Wie setzen sich Managerlöhne in der Praxis zusammen?
Das Salär eines Managers besteht gewöhnlich aus zwei Teilen. Ein Teil ist ein fixes Gehalt, das in der Regel mindestens 50 % ausmacht. Es sollte Managern einen angemessenen Lebensstandard sichern. Wenn Sie das Fixgehalt zu hoch ansetzen, entwickelt sich unter den Managern eine Art Beamtenmentalität. Die Motivation, neue Ideen umzusetzen, ist dann eher gering. Eine Entlohnung ganz ohne variablen Anteil hemmt unternehmerisches Denken und Handeln. Der variable Teil ist eine Kombination der genannten Vergütungsstrategien. Das wird so jedoch nur selten im Arbeitsvertrag festgelegt, da Unternehmen vermeiden wollen, dass Manager einen Anspruch auf die variablen Anteile erwerben.
„In Bezug auf die Höhe der Vergütung besteht ein offensichtlicher Konflikt zwischen den Erwartungen der Manager und denjenigen der Eigentümer.“
Aktien und Barboni sind zwei Möglichkeiten, variabel zu vergüten. Allerdings stellt sich die Frage, wie sie berechnet werden. Aktionäre erwarten je nach Branche in der Regel Renditen von 6–12 %. Doch welcher Anteil des Kuchens steht den Aktionären zu, und was bekommen die Manager ab? Bei kleinen und mittelständischen Unternehmen gilt oft, dass Manager ihr Vermögen um 5 % steigern, während das der Inhaber um 10 % wächst.

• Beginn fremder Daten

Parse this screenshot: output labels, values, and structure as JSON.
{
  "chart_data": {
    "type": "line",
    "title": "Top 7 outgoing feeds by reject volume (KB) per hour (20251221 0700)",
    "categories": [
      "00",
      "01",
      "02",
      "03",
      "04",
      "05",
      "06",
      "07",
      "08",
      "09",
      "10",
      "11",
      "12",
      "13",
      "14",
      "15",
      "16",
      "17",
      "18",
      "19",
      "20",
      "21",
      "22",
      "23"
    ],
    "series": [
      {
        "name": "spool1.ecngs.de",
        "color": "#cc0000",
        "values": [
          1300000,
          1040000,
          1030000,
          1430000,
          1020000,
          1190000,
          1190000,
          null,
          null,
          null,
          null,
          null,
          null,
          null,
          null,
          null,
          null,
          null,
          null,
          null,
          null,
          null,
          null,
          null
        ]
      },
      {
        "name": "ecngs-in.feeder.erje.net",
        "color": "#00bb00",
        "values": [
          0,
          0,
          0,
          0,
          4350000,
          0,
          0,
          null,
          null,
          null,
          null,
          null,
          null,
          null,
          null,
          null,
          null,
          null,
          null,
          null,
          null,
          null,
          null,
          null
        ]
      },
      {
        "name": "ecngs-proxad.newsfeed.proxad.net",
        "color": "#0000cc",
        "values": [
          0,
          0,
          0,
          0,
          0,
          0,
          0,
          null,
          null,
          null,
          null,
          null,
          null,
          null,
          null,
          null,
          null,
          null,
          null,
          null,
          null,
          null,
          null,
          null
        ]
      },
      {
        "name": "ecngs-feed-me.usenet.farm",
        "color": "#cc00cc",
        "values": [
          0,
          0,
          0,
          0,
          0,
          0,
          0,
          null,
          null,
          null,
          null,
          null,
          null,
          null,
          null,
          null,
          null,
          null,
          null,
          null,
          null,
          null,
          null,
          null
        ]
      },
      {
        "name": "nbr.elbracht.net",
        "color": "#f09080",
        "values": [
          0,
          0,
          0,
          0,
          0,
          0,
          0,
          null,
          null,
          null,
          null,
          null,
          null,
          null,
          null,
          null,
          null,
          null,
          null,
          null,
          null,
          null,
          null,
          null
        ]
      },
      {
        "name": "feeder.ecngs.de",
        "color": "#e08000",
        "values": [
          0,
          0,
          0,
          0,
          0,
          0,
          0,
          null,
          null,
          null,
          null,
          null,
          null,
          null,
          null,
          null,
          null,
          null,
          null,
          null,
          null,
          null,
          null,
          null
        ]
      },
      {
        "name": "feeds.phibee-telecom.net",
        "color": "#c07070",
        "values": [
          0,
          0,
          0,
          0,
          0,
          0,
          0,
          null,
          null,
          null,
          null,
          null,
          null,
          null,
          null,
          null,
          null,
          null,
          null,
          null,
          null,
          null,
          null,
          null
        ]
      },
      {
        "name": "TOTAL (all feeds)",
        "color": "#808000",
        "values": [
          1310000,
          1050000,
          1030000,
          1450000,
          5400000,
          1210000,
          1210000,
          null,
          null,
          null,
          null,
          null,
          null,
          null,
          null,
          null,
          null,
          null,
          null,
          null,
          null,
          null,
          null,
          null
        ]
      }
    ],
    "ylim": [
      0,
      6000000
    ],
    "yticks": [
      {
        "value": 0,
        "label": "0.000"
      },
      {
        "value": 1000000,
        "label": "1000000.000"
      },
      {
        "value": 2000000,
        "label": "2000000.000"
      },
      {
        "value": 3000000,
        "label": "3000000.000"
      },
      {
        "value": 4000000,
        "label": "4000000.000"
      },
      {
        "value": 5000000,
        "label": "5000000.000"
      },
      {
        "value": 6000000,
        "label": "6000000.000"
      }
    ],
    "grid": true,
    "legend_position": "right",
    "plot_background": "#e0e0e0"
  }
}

„Schlechte Performance soll sanktioniert, deutliche Outperformance – immer innerhalb des geltenden Werterahmens – honoriert werden.“
Wichtig ist außerdem zu sehen, ob Boni in Abhängigkeit davon gezahlt werden, wie sich das gesamte Unternehmen entwickelt, oder ob sie damit zusammenhängen, wie sich eine bestimmte Abteilung oder vielleicht auch nur ein Team bewährt. Große Unternehmen, die international agieren, kombinieren häufig beide Formen. Hier kommt es oft zu Diskussionen mit der Personalabteilung. Denn dort möchte man gerne messbare und objektive Kriterien haben, um Boni zahlen zu können. Das ist jedoch nicht immer sinnvoll, da nicht alles, was ein Mitarbeiter leistet, in Zahlen ausgedrückt werden kann. Um rein subjektive Entscheidungen zu vermeiden, müssen oft zwei Personen einem Bonus zustimmen. Je wichtiger die Position ist, die ein Mitarbeiter bekleidet, desto mehr Leute müssen mit der Bonuszahlung einverstanden sein.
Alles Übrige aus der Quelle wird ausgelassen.